She gave me a scathing look. “You never make an open-ended agreement with anyone belonging to the shadow world. By saying you’d help him without any qualifiers, you gave him an open-ended contract. You handed him the keys to your soul. How could you be so stupid?”
“How am I supposed to know any of this? I haven’t exactly had anyone giving me helpful pointers. I’m figuring this shit out as I go along.”
“This is why vampires are taken into a clan for the first hundred years. So, they can be taught what they need to know. You’ve been around us long enough to know better. Gerald at the very least should have taught you better.”
He hadn’t. At least not that I could remember.
Her words made me feel dumber than when my Drill Sergeant made me feel an inch high for getting sun poisoning because I didn’t put on sun screen. The military has no sympathy for preventable injuries.
“I did the best I could considering he was torturing me at the time. Can you help me or not?”
“I can’t. The sorcerer who put it there is too powerful. Nothing I could do would remove it. I wouldn’t anyway. Its bad form to interfere once the agreement is struck. You have to fulfill your part or forfeit the penalty.”
I had a feeling that would be the answer. At least Miriam looked regretful she couldn’t help me.
“Fine. That’s not the only reason I came here. The sorcerer gave me a task, and I need to get a witch’s perspective on something.” I looked around the room. “Judging by what’s in here I came to the right place.”
The illusion she constructed was pretty thorough. In addition to hiding any sign of the jungle she had in here, it had wiped away all traces of smell. With it gone, the scent of dirt and growing things saturated the air. I inhaled. Jasmine. How did I miss all of this before?
“How so?” Miriam asked.
She poured a cup of tea from the cast iron pot sitting next to her,. She didn’t ask if I’d like one.
“If someone wanted to completely mask a scent, how would they go about doing it? And by completely, I mean a werewolf would be able to walk right by an area that smells like a butcher shop five minutes later and not smell a thing.”
“That is oddly specific.” She took a sip of her tea. “Would this illusion involve sight as well?”
I thought about it a moment. Nothing had appeared amiss in the alley either of the times I’d been in it. That didn’t mean anything, though. I could have very easily missed something.
“Illusions are tricky and easily broken,” Miriam said. “It’s especially hard to trick all of the senses. The stronger the sense, the harder it is to fool. A werewolf’s nose is extremely sensitive. One could have walked into this shop and sniffed out my garden in moments.

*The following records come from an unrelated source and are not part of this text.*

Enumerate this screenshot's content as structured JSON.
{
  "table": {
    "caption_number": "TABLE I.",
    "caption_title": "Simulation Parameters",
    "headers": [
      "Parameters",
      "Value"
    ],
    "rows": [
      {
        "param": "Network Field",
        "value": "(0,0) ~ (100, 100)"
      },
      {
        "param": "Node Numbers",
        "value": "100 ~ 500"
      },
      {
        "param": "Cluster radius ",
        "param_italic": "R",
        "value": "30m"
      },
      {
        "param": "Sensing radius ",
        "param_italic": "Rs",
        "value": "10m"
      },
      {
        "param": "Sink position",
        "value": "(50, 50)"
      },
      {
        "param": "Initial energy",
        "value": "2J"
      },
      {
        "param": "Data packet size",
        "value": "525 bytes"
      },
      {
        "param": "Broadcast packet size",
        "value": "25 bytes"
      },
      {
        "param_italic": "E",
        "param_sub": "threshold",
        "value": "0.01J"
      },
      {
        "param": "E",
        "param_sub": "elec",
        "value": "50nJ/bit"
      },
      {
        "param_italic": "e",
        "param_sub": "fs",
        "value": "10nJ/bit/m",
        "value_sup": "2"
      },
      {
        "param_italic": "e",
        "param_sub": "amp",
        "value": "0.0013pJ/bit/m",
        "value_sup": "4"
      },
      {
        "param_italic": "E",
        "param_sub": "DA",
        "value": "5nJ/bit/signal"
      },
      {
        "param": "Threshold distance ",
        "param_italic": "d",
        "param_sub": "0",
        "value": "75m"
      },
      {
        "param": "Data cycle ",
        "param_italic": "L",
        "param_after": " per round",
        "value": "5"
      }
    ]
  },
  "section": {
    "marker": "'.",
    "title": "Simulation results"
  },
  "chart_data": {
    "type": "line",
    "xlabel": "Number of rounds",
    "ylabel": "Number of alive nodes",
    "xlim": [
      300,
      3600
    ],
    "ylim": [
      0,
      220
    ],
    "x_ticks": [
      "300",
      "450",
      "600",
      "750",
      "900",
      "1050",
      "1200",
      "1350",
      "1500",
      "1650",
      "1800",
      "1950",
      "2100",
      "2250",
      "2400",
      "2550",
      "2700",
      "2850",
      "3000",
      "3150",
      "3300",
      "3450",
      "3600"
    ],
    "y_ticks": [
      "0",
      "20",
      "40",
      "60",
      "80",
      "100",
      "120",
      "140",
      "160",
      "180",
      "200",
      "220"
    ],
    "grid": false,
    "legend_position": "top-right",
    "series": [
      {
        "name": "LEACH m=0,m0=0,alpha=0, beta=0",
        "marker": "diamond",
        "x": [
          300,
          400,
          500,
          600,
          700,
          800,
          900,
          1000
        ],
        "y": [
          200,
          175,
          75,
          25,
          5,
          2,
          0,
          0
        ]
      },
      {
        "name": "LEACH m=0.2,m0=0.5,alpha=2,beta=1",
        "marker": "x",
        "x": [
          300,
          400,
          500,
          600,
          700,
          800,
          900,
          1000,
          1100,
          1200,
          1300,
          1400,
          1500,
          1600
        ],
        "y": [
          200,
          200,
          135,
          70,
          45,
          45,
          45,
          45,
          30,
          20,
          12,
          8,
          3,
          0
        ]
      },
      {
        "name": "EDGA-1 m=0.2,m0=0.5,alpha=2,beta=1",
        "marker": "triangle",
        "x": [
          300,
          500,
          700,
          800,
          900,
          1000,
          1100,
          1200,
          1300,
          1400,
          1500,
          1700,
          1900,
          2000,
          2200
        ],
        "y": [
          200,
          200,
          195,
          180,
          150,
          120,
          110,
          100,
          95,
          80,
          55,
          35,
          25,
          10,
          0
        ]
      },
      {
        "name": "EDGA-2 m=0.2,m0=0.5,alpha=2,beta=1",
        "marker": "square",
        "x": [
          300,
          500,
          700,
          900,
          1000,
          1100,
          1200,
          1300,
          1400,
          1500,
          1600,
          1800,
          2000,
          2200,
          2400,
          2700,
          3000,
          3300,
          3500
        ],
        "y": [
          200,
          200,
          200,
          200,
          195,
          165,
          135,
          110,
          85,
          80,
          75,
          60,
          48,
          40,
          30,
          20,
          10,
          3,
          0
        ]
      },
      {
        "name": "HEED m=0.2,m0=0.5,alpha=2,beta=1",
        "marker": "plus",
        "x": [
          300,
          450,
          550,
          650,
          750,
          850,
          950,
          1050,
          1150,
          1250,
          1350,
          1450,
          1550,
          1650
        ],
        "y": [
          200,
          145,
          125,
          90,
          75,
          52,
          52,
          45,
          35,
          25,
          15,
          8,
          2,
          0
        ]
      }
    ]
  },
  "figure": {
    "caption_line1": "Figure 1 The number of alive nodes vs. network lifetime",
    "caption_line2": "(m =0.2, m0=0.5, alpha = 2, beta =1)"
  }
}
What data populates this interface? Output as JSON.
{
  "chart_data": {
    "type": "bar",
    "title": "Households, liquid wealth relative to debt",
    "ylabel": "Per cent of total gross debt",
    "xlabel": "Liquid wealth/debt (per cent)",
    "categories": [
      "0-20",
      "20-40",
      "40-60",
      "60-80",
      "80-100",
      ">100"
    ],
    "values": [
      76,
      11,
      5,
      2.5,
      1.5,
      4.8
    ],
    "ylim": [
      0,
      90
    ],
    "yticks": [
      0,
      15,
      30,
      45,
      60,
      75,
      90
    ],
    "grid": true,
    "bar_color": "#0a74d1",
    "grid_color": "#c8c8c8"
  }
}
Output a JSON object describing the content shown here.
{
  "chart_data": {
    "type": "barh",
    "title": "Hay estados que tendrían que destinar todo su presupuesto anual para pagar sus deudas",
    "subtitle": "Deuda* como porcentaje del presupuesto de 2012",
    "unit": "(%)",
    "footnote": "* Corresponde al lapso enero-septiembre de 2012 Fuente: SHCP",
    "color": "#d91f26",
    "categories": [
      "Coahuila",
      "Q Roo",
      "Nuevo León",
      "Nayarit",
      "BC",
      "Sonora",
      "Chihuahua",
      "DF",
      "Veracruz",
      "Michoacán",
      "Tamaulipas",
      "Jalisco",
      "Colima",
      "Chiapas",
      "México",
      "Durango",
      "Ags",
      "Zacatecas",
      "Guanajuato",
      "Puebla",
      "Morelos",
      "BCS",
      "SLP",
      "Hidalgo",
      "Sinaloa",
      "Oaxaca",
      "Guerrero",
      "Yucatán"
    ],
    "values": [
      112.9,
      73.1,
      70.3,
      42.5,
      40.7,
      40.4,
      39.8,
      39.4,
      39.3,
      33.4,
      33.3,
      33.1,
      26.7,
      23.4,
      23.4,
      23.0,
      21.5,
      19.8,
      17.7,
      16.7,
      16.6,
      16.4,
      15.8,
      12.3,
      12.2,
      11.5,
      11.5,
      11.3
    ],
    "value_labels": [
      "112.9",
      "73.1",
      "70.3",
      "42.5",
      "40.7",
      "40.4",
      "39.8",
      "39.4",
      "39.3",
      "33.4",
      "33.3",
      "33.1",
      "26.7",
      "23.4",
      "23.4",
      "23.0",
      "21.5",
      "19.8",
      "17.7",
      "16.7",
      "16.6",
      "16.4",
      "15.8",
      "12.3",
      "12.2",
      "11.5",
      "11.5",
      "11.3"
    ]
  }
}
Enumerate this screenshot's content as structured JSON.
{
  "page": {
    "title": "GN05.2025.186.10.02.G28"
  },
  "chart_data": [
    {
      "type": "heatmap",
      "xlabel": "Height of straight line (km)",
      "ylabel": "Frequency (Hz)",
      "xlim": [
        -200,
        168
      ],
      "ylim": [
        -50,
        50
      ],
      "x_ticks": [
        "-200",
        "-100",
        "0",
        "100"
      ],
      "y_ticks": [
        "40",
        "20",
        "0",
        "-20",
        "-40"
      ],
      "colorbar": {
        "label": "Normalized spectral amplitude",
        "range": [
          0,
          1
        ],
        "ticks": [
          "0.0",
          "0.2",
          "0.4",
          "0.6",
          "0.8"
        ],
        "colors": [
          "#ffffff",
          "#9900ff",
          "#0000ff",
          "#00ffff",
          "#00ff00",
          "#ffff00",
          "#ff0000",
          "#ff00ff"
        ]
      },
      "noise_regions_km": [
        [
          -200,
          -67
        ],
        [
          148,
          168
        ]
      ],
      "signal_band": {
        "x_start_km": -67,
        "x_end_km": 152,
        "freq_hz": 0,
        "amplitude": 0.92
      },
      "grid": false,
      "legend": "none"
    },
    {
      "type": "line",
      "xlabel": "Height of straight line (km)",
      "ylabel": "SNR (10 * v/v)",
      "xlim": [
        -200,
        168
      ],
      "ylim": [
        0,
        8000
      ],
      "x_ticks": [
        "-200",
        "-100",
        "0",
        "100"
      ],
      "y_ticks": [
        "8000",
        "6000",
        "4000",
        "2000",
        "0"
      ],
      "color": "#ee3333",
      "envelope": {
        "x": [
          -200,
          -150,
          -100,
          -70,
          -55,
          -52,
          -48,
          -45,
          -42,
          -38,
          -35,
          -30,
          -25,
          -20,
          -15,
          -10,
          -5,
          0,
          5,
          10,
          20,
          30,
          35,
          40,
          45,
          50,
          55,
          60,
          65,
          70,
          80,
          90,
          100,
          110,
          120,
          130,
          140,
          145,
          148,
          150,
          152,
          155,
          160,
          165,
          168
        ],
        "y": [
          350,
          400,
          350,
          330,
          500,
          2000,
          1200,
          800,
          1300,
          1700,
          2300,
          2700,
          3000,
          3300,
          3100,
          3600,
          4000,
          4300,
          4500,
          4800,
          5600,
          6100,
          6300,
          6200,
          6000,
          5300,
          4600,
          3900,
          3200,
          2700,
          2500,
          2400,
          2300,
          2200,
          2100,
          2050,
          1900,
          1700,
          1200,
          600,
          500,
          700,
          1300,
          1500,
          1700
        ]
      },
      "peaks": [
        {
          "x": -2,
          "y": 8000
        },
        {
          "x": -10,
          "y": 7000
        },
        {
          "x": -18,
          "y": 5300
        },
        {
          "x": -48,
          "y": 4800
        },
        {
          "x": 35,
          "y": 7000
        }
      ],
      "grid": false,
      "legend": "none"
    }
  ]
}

This illusion wouldn’t have stood a chance.”
“So, because my olfactory sense isn’t as strong, the illusion held up against me,” I said following her logic.
“Yes. Theoretically, it should be easier to fool one sense—for instance smell—but in reality, most witches couldn’t manage it.”
“Could you?” I asked.
She inclined her head.
“I could but it would take me weeks of preparation. If you don’t mind me asking, how are you sure that smell was the sense targeted if your hypothetical werewolf missed it?”
“Hypothetically, I walked through an area and smelled it, but when the werewolves moved through ten minutes later, all trace of the odor was gone. By your reasoning, that scenario should be impossible, shouldn’t it? Since my sense of smell is so much weaker?”
Miriam’s face was thoughtful as she tapped one finger against her mug.
“Castings take time to take hold. You may have wandered through the target area in the brief span between whatever created the smell and the casting.”
That was pretty much the conclusion I’d come to.
“How many people in the city could make a casting of that complexity?”
Miriam’s focus turned inward as she considered.
“Hm. That is a difficult question and the answer is rather imprecise.”
“Just give me a ballpark.”
An answer would at least give me a place to start.